What Should I Do If A Receive A Subpoena?

The Office of the General Counsel receives a number of questions from physicians regarding subpoenas. These questions usually boil down to two types of questions. First, do I have to comply with a subpoena signed by an attorney and not the clerk of the court? Second, is there anything special that I must do before I send the records requested in a subpoena?

The answer to the first question is "yes." An attorney can issue a subpoena upon his signature. Attorneys are no longer required to get the signature of the clerk of the court to issue a subpoena. The answer to the second question, as long as the records in question are not HIV, psychiatric or substance abuse records, is also "yes." A subpoena for these types of records must be accompanied by a court order authorizing the disclosure.

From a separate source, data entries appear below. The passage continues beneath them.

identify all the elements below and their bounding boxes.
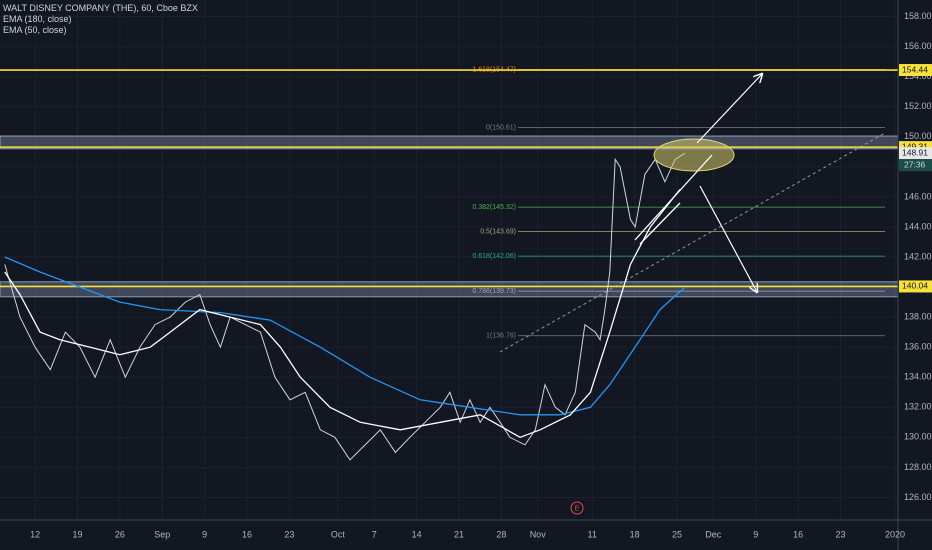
wedge-line [634, 154, 713, 241]
x-tick-label: 21 [454, 529, 464, 539]
fib-label: 0.5(143.69) [480, 228, 516, 235]
y-tick-label: 126.00 [904, 492, 932, 502]
y-tick-label: 142.00 [904, 251, 932, 261]
x-tick-label: 16 [793, 529, 803, 539]
y-tick-label: 156.00 [904, 41, 932, 51]
arrow-down [699, 185, 757, 292]
y-tick-label: 150.00 [904, 131, 932, 141]
level-label: 154.44 [902, 64, 928, 74]
y-tick-label: 132.00 [904, 402, 932, 412]
y-tick-label: 128.00 [904, 462, 932, 472]
x-tick-label: 9 [753, 529, 758, 539]
wedge-line [639, 202, 681, 245]
x-tick-label: 25 [672, 529, 682, 539]
x-tick-label: 16 [242, 529, 252, 539]
zone [0, 281, 899, 298]
y-tick-label: 152.00 [904, 101, 932, 111]
x-tick-label: 2020 [885, 529, 905, 539]
arrow-up [696, 74, 762, 144]
legend: WALT DISNEY COMPANY (THE), 60, Cboe BZX … [3, 3, 198, 36]
level-label-box [899, 280, 932, 293]
y-tick-label: 146.00 [904, 191, 932, 201]
level-label: 140.04 [902, 281, 928, 291]
y-tick-label: 136.00 [904, 342, 932, 352]
y-tick-label: 144.00 [904, 221, 932, 231]
price-label: 148.91 [902, 147, 928, 157]
x-tick-label: 14 [412, 529, 422, 539]
y-tick-label: 134.00 [904, 372, 932, 382]
fib-label: 0.618(142.06) [472, 253, 516, 260]
y-tick-label: 138.00 [904, 311, 932, 321]
x-tick-label: Nov [530, 529, 547, 539]
x-tick-label: 18 [630, 529, 640, 539]
series-line [4, 256, 686, 416]
y-tick-label: 130.00 [904, 432, 932, 442]
x-tick-label: 11 [588, 529, 597, 539]
series-line [4, 152, 686, 461]
legend-entry: EMA (50, close) [3, 25, 67, 35]
x-tick-label: 9 [202, 529, 207, 539]
legend-entry: WALT DISNEY COMPANY (THE), 60, Cboe BZX [3, 3, 198, 13]
legend-entry: EMA (180, close) [3, 14, 72, 24]
x-tick-label: 19 [72, 529, 82, 539]
level-label: 149.31 [902, 141, 928, 151]
level-label-box [899, 64, 932, 77]
fib-label: 0(150.61) [486, 124, 516, 131]
x-tick-label: Oct [331, 529, 346, 539]
x-tick-label: 28 [496, 529, 506, 539]
event-marker [570, 501, 584, 515]
x-tick-label: Sep [154, 529, 170, 539]
countdown-box [899, 159, 932, 172]
x-tick-label: 26 [115, 529, 125, 539]
price-label-box [899, 147, 932, 160]
trend-line [499, 132, 886, 353]
y-tick-label: 158.00 [904, 11, 932, 21]
x-tick-label: Dec [705, 529, 722, 539]
highlight-ellipse [653, 138, 735, 172]
x-tick-label: 12 [30, 529, 40, 539]
x-tick-label: 23 [284, 529, 294, 539]
series-line [4, 188, 681, 439]
countdown: 27:36 [904, 159, 926, 169]
fib-label: 0.382(145.32) [472, 204, 516, 211]
x-tick-label: 7 [372, 529, 377, 539]
event-label: E [575, 505, 580, 512]
fib-label: 0.786(139.73) [472, 288, 516, 295]
x-tick-label: 23 [835, 529, 845, 539]
fib-label: 1(136.76) [486, 333, 516, 340]
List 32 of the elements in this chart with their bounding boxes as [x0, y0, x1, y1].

First of all, it is important to remember that a physician must, unless otherwise prohibited by law, furnish copies of patient medical records upon the issuance of a subpoena. However, the HIPAA Privacy Rule now also requires that the patient or the patient's legal representative be notified of the subpoena before the records are produced.

The HIPAA Privacy Rule provides that a physician who receives a subpoena may disclose information contained in the medical records only if the physician receives "satisfactory assurance" from the party requesting the information that the patient has been notified of the subpoena. "Satisfactory assurance" is defined by the Privacy Rule to mean that the physician must receive from the attorney requesting the information a written statement and accompanying documentation that demonstrates that:

  • The attorney has made a good faith attempt to provide written notice to the patient (or, if the patient's current location is unknown, the attorney has at least mailed a notice to the patient's last known address);
  • The notice must have included enough information about the litigation which is listed in the caption of the subpoena to permit the patient to raise an objection to the court or administrative tribunal; and
  • The time for the patient to raise an objection has elapsed; and
  • If the physician receives a subpoena that is not accompanied by the statement of "satisfactory assurance" described above, the physician may provide the requested information if the physician first makes "reasonable efforts" to notify the patient. "Reasonable efforts" is defined by the Privacy Rule to include the same requirements as mentioned above for "satisfactory assurance." These efforts to notify the patient must be documented in the patient's medical record.

    The Privacy Rule also provides that the physician may release the medical records if the physician receives satisfactory assurance from the party requesting the information that reasonable efforts have been made to secure a qualified protective order. A "qualified protective order" is defined by the Privacy Rule to mean a court order or a stipulation by the parties that:

  • The parties will not use or disclose the medical record for any purpose other than the litigation or proceeding for which the information was requested; and
  • · The parties will return the medical records to the physician or destroy the medical records (including all copies) at the end of the litigation or proceeding.
  • If the physician has not received either a protective order or other order prohibiting the document request by the time to produce the records, the physician must produce the requested records by the time that the patient has to raise an objection has elapsed.